The reasons why this week has already won the 2015 World Fawning Competition are not hard to divine. Saudi oil money is desperately sought to prop up euro and dollar economies which are in the doldrums as decades of financial globalisation take their toll.

Some less wealthy countries too are beholden, caught up in the despicable and corrupt trade of innocent migrant workers into a slavery system matched only by 2022 World Cup hosts Qatar for its brutality.

Some of the economic interests are disarmingly direct and devoid of principle. The UK’s Justice Department is bidding to administer a chunk of the Saudi detention system, a lucrative deal which the British presence at the Saudi Power Transition might help secure.

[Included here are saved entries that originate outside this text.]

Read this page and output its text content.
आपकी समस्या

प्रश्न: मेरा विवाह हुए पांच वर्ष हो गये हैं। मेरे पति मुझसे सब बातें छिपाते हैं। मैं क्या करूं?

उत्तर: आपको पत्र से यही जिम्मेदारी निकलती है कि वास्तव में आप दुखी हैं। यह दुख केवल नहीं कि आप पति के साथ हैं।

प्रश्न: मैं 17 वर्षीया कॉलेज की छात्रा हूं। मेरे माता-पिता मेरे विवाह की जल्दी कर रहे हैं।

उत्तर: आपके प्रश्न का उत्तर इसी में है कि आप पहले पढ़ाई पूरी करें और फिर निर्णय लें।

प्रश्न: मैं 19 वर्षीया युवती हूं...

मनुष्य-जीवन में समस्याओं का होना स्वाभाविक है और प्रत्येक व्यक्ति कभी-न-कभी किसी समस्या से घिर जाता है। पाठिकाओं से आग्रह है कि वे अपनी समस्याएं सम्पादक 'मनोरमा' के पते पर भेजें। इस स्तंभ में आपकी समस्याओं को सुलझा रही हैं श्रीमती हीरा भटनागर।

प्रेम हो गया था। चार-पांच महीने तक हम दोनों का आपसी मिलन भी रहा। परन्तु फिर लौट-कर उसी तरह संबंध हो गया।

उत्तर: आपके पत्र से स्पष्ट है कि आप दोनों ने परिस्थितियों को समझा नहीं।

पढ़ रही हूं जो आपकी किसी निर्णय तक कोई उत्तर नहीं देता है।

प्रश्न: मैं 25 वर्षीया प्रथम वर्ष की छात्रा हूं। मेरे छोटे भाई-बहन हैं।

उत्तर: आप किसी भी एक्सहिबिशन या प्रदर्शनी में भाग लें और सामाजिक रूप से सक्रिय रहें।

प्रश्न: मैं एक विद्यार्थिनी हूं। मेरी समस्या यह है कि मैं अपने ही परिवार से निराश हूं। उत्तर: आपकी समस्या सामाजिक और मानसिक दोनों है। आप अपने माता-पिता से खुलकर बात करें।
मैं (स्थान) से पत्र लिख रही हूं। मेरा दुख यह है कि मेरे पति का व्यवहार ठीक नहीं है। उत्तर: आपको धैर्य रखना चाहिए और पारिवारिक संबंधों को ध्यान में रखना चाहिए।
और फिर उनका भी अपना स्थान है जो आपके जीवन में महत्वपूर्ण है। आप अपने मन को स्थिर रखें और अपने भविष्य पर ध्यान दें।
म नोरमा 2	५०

A successful bid could prove a challenge however, as the UK has no recent experience in preparing blameless domestic workers for execution, thieves for amputation or indeed for the flogging of bloggers. Saudi executions are on the rise, with 83 beheadings in 2014 and at least 13 already this year.

The House of Saud’s economic clout is also increasingly matched by its geopolitical shenanigans, as it successfully combines sponsorship of terrorism with the status of leading lieutenant in the War against Terror.

Its condolences to the French over Charlie Hebdo were quickly subsumed by a return to its fundamentalist rhetoric.

It’s harder to find Saudi condolences to Nigeria when Boko Haram massacred 2,000 defenceless people the same week, but then again one doesn’t want to criticize one’s own offspring.

Global media has begun to convulse over this week’s craven behavior, but it may not last.

Rupert Murdoch risks losing control of his realm if he falls foul of Abdullah’s nephew Alwaleed bin Talal bin Abdulaziz al Saud, second largest voting shareholder in the ageing media warhorse’s empire.

Hopefully Alwaleed’s US$300m stake in Twitter won’t dampen social media scrutiny.

One thing is for certain. The G20 can only ever hold 19 summits.

The heads of the world’s biggest economies could never gather in such a country to plot the course of the future.